One of the best books on strategy

This book is not for the greenest of novices, and it contains no recipes or easy plans that will make your military or business plans unassailable. Instead, Luttwak presents as a central thesis that all war (and peace) is paradoxical. Paradox arises because the enemy is a living, thinking, acting person, dedicated to fouling your plans and making your goals and tactics irrelevant. For example, Luttwak states that the Maginot line was one of the most brilliant defenses in history. It truly was impenetrable. So impenetrable, that the Wermacht just went around it! The mistake of the French, therefore, was not constructing the line (as many have argued), but assuming that it would ever be attacked. The book is now a bit dated, as it uses anti-tank defense in Western Europe as an exercise in the different levels of understanding war, but it remains an excellent treatise on how to think about war. In this way, it is quite similar to Clausewitz's _On War_, a manual for thinking about war, not winning one. Luttwak also pushes Clausewitz's dictum that all levels of war are subject to and determined by the political, or grand strategic level. Contradictions are always resolved in favor of the higher level. Thus, the rifle fits the tactics, which are determined by the operation, which is suited to the theater, which is selected and fought in because of national policy. Peace begets war, and war begets peace. This book is rather like the yin-yang of combat.

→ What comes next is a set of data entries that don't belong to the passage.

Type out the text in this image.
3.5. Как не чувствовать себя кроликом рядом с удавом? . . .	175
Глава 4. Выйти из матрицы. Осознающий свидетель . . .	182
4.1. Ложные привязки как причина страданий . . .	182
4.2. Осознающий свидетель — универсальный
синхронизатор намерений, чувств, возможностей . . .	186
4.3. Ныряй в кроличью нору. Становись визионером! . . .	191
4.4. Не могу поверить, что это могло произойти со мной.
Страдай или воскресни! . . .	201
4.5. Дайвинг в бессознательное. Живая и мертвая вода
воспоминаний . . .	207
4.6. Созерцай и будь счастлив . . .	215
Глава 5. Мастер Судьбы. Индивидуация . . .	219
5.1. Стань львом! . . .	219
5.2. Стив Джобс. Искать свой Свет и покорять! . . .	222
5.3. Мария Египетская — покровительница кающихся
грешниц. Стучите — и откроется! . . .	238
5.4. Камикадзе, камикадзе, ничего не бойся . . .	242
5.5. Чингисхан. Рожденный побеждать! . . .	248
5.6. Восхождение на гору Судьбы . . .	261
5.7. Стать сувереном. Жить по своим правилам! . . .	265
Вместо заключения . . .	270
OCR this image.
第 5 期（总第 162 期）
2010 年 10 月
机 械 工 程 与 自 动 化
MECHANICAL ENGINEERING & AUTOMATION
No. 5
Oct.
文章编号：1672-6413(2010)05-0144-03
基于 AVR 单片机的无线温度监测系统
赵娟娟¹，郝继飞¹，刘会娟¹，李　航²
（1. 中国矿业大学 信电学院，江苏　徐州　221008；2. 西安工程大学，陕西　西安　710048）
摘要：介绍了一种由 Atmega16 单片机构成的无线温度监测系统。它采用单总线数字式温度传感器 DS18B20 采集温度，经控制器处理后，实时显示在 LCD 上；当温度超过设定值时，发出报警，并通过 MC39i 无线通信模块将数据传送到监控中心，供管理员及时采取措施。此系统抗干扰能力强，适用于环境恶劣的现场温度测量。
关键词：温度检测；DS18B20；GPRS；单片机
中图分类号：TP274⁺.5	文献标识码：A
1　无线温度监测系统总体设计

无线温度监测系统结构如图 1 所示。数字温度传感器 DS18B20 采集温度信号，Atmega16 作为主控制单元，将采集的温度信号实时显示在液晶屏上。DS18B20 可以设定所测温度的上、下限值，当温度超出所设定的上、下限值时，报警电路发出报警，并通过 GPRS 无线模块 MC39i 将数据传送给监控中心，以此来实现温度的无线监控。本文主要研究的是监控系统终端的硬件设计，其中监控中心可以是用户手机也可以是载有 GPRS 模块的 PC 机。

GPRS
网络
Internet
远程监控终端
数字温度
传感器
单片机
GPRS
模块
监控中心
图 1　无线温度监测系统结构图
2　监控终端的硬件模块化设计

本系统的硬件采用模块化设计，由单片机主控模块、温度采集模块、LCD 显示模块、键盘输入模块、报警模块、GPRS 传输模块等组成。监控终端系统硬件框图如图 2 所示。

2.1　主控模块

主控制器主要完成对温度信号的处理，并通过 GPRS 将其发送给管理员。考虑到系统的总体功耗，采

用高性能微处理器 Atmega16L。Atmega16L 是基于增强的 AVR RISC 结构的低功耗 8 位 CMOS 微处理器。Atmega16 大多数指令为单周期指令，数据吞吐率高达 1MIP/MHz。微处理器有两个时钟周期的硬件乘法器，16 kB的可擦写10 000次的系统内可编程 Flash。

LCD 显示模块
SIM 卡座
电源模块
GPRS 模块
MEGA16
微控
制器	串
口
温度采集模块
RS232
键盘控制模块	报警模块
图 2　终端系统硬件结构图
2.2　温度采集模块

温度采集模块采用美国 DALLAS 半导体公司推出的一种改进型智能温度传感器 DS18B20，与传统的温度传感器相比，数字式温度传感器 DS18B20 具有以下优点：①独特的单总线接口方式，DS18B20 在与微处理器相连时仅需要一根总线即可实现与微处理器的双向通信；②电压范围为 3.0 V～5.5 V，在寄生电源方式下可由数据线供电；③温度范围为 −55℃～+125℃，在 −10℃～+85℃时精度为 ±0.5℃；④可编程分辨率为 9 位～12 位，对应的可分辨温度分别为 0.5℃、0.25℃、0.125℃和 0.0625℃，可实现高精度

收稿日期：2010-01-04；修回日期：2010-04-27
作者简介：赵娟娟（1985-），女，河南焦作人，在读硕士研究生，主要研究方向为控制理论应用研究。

A Penetrating Analysis on Strategy

This book discusses the dynamic and sometimes contradictory uses of 'strategy' in five different levels: Grand Strategic level, Theater Strategic level, Operational level, Tactical level, and Technical Level. Because of the dynamic nature of strategy, conflicts of interests often arise between different levels - so that what one sees as logical at one level may not be acceptable in another. Indeed, this book sets out to address the confusing nature of the problem and puts the entire issue into perspective with the concept of 'paradox'. Historical examples are used to expound his arguments. As always, Luttwak's work is incisive and provocative. Enjoy it!

A superb analysis of strategy

Luttwak makes an excellent argument that strategy is different from other plans of action, in that a strategist must contend with active, intelligent opposition. Consequently, a plan can be good simply because it is bad, or vice versa, which Luttwak calls "paradoxical logic". He takes as a primary example the use of infantry anti-tank weapons in the defense of West Germany from the Warsaw Pact (the example is still clear, even if dated), and examines the effects of such weapons on a technical, tactical, operational, theater, and political level, each building on the last. Luttwak carefully examines the advantages and disadvantages of doing the unexpected, of maneuver versus attrition and why World War II was fought the way it was, and of the consequences of fighting in a way that does not support the ultimate goals of the theater of war. He takes the examination of strategy to a level I haven't seen since Clausewitz, and is much more readable.